For instance, if you have N species, you can summarize all their pairwise correlations across sites or times in the form of a NxN matrix of correlation coefficients, with the coefficient in row i and column j giving the correlation between species i and j. This matrix necessarily is symmetrical around the diagonal, because the correlation of species i and j necessarily is the same as the correlation of species j and i. This matrix also necessarily has 1’s on the diagonal, because the correlation of any species with itself is 1. And there’s another, less obvious but more important constraint: it’s mathematically impossible for the average value of the off-diagonal correlation coefficients to be too negative. Every species can have a correlation of +1 with every other species, but it’s mathematically impossible for every species to have a correlation of -1 with every other species unless there are only two species. Indeed, in the limit as the number of species goes to infinity, the minimum possible average correlation goes to 0. This is true no matter how strongly or weakly species compete, or how similarly or differently they respond to environmental fluctuations, or etc. (UPDATE: It’s still true even if there are priority effects, or each site can only have one species, or all species are competitively equivalent, or whatever other weird ecology you can dream up. If your first reaction to what I just wrote is to try to think of some sort of weird ecology that would prove me wrong, try this exercise: try to write down three columns of numbers that all have correlations of -1 with each other. Let me know when you succeed. I’ll wait. 🙂 )
That the possible range of the average pairwise correlation between species depends on the number of species really throws a spanner in the works if you’re trying to relate the average pairwise correlation to possible ecological drivers like the number of species and the strength of competition among them. See the comment thread on that old post for discussion of what, if anything to do about this mathematical constraint. It turns out that is not easy (I’d say impossible) to somehow transform a correlation matrix so as to get rid of this constraint while leaving everything else about the matrix unchanged.

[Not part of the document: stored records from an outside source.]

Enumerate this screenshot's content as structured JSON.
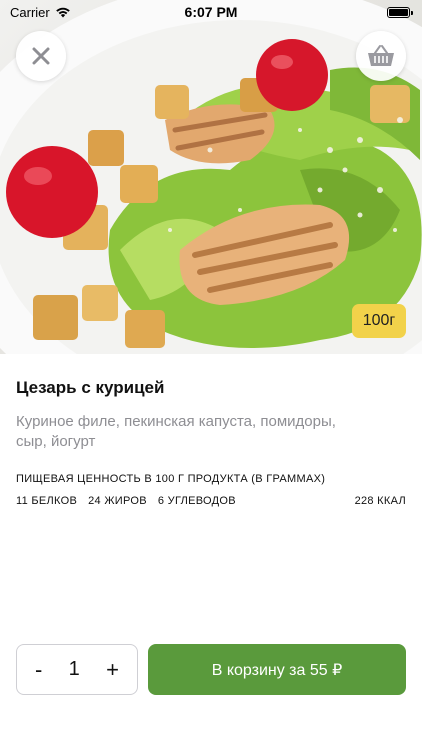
{
  "status_bar": {
    "carrier": "Carrier",
    "time": "6:07 PM"
  },
  "hero": {
    "weight": "100г",
    "icons": {
      "close": "close-icon",
      "cart": "basket-icon"
    }
  },
  "product": {
    "title": "Цезарь с курицей",
    "description": "Куриное филе, пекинская капуста, помидоры, сыр, йогурт"
  },
  "nutrition": {
    "heading": "ПИЩЕВАЯ ЦЕННОСТЬ В 100 Г ПРОДУКТА (В ГРАММАХ)",
    "protein": "11 БЕЛКОВ",
    "fat": "24 ЖИРОВ",
    "carbs": "6 УГЛЕВОДОВ",
    "kcal": "228 ККАЛ"
  },
  "order": {
    "minus": "-",
    "quantity": "1",
    "plus": "+",
    "add_button": "В корзину за 55 ₽"
  },
  "colors": {
    "accent_green": "#5a9a3c",
    "badge_yellow": "#f2d24a",
    "secondary_text": "#8e8e93"
  }
}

This seems to me like a case in which we should just learn to live with mathematical constraints, such as by choosing a different measure of covariation that has the same range of variation, independent of the number of variables you’re considering. For instance, in Vasseur et al. 2014 we chose a measure of covariation known as the wavelet modulus ratio. It focuses not on covariation among pairs of species, but on the extent to which fluctuations in the abundances of different species (at a given frequency) cancel out at the level of total abundance. This measure of covariation has its own interpretive challenges, and won’t be appropriate for every question. But it has the major advantage that its mathematically-possible range is from 0-1, no matter how many species you have. That’s still a mathematical constraint, but its one that to my mind aids rather than hinders interpretation. Others have also suggested measures of covariation that range from 0 to 1, independent of the number of species (e.g., Loreau and deMazancourt 2013).
p.s. Addressing the mathematical constraint here still doesn’t let you easily infer anything about species interactions from interspecific covariation, in particular whether species compete or how strongly. As Loreau and deMazancourt (2013) note, even in a very simple Lotka-Volterra-type model, “[P]opulation synchrony can either increase or decrease as interspecific competition gets stronger…our analysis does not support the intuitive hypothesis that interspecific competition stabilises aggregate ecosystem properties through compensatory dynamics between species”.